A British engineer is designing gas masks.
His problem is not the amount of charcoal in the filter. It is whether the gas finds a path through.
One grain absorbs, another lets it pass; between them, a network of open and closed pores. The question is not how many pores are open. It is: do the open pores link up from one edge to the other?
From this question, raised in the mid-1950s, Broadbent and Hammersley (1957) draw a model of great austerity. Take a regular lattice. Each link is open with probability p, closed otherwise, independently of the others. A fluid is injected at one point. Does it reach infinity?
The answer does not vary continuously with p. It tips over.
Below a critical value, the fluid stays trapped in finite clusters; every path dies at short range. Above it, a single cluster spans the entire lattice. Between the two, nothing: the transition is sharp. For the bonds of the square lattice, Kesten (1980) proved that this threshold equals exactly one half.
The threshold is not a property of any link.
No open pore decides passage. No link is, by itself, a path. The spanning cluster is a global object: it exists or it does not, and that existence cannot be read anywhere in the inventory of links taken one by one. A link becomes load-bearing only with respect to the whole that runs through it. The whole decides what each part was.
The threshold was inscribed in the structure before the first link. It does not depend on the order in which the pores opened, but on the geometry of the lattice. The critical value precedes any particular realization. It is a condition the lattice carries, independently of what fills it.

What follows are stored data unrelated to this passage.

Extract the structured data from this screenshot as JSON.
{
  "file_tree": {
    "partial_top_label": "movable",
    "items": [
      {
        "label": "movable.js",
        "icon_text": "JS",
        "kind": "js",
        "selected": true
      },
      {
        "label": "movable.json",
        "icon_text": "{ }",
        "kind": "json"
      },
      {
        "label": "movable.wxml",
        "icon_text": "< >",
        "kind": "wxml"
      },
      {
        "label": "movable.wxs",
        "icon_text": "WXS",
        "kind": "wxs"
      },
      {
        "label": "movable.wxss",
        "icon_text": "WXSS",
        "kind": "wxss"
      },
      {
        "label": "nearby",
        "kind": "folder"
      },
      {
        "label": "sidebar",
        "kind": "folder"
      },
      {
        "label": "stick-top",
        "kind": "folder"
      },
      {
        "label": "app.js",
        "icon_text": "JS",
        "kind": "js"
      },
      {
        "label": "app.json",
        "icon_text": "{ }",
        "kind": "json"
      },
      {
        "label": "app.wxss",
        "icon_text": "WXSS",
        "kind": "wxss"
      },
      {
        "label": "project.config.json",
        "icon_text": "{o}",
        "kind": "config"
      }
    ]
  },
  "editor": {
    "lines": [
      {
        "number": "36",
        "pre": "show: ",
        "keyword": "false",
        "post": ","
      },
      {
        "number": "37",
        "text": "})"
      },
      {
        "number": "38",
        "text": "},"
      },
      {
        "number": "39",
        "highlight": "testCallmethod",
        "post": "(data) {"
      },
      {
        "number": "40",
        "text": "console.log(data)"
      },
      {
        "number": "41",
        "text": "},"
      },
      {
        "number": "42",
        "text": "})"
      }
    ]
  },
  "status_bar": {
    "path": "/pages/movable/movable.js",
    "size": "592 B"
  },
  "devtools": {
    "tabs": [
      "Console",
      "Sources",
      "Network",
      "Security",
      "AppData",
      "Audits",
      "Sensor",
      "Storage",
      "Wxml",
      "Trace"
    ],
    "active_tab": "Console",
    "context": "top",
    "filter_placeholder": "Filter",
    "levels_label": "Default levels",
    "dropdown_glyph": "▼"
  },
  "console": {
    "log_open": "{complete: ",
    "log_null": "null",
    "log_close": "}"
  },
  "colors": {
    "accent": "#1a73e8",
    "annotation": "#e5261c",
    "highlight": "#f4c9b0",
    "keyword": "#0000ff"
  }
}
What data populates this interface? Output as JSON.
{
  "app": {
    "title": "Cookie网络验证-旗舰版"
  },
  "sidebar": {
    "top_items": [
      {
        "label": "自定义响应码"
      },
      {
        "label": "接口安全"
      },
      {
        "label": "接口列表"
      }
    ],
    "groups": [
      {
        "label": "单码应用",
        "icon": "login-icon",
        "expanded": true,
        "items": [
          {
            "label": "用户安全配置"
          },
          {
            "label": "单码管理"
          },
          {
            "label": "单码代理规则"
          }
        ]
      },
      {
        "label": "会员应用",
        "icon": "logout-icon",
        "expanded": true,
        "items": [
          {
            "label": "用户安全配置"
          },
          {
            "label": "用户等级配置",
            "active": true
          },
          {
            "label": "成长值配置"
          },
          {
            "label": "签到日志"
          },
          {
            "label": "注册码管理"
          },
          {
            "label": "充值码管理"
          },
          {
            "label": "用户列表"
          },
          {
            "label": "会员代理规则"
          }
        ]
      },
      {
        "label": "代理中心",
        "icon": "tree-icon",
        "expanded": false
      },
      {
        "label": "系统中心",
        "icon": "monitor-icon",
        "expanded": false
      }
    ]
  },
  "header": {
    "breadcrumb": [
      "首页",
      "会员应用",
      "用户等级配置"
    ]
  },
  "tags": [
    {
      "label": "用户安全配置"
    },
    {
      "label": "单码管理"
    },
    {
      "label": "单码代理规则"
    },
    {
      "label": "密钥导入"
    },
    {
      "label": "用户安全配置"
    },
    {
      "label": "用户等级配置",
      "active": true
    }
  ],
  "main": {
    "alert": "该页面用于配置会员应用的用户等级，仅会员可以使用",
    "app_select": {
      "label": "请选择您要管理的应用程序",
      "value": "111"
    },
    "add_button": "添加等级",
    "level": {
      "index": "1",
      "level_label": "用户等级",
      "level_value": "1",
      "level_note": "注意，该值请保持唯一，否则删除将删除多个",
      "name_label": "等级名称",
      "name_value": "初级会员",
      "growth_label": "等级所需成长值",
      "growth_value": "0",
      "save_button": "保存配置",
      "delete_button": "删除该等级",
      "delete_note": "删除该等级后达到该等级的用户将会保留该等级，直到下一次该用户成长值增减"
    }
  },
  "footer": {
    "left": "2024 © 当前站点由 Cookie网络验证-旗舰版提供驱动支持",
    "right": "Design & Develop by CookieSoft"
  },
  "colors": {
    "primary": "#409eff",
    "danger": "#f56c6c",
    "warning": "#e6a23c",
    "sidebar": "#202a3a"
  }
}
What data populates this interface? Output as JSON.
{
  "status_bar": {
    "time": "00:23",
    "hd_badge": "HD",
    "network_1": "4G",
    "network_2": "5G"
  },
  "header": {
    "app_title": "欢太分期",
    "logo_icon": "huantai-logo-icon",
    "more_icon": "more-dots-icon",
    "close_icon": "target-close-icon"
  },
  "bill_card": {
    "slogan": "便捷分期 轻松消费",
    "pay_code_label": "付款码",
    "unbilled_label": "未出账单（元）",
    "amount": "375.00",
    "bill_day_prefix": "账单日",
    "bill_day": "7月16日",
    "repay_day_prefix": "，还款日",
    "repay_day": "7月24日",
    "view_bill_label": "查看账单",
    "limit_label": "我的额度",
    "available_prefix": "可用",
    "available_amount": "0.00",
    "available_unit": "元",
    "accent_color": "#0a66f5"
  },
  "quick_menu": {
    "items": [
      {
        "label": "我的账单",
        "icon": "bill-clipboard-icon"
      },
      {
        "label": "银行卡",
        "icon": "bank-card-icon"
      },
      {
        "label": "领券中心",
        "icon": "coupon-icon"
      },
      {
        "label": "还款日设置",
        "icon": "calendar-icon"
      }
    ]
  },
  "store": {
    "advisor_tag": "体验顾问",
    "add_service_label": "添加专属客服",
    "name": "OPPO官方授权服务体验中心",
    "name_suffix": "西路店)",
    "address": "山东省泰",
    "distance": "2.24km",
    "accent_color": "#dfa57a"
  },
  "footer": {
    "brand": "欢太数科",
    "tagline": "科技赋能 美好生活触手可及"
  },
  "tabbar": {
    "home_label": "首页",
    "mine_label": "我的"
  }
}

The same tipping reappears wherever elements connect at random.
Erdős and Rényi (1960) observe it in random graphs. As long as each node has, on average, fewer than one link, the graph remains an archipelago of small components. The moment the average crosses one, a giant component absorbs a finite fraction of the whole. The network passes from dust to continent with no intermediate state.
An epidemic obeys the same threshold. Kermack and McKendrick (1927) formulate it: below a critical reproduction rate, outbreaks die out in short chains; above it, the infection runs through the population. Newman (2002) shows that this tipping is, mathematically, a percolation on the contact network. The disease does not decide. Connectivity decides.
A gel obeys the same threshold. Flory and Stockmayer describe setting: as long as the molecules bind into finite clusters, the medium stays liquid; at the gel point, a single molecule suddenly links the whole vessel. Egg white that sets, rubber that vulcanizes, cross this point. Before it, a liquid; after it, a solid. The boundary is a matter of connection, not of quantity.
A rumor, a panic, a norm obey the same threshold. Granovetter (1978) models collective action as a cascade of linked triggers. Below a certain density of coupling, the movement halts at a few individuals; above it, it runs through the group. What separates the failed protest from the general one is not the intensity of the grievance. It is the structure of the links that carry it.
In all these cases, the threshold separates two regimes with no gentle transition. Below, the future is fragmented: a multitude of short, disjoint fates that do not communicate. Above, a single connected fate runs through the whole. And from inside a node, nothing distinguishes the two regimes. The local link is identical. Only the whole reveals which side one is on.
Doctrine
Connectivity is not a sum of links. It is a threshold.
No element carries passage on its own. A system's capacity to be traversed is a global property, fixed by its structure before any particular link exists. The threshold precedes the realization. It decides retroactively what each link will have been: inert or load-bearing, lost in a finite cluster or a link in the path that connects everything.
Open vector
We manage systems link by link, as if each connection counted for itself.
But a society's capacity to transmit a signal, an alarm, a refusal, a solidarity, is decided by a threshold we do not see. Two societies, one just below, the other just above, are locally indistinguishable: same individuals, same links, same apparent density. One smothers what passes through it; the other propagates it entirely.
The question, then, is not: how many links have we woven? The question is: which side of the threshold are we on — and can we ever know it from the inside?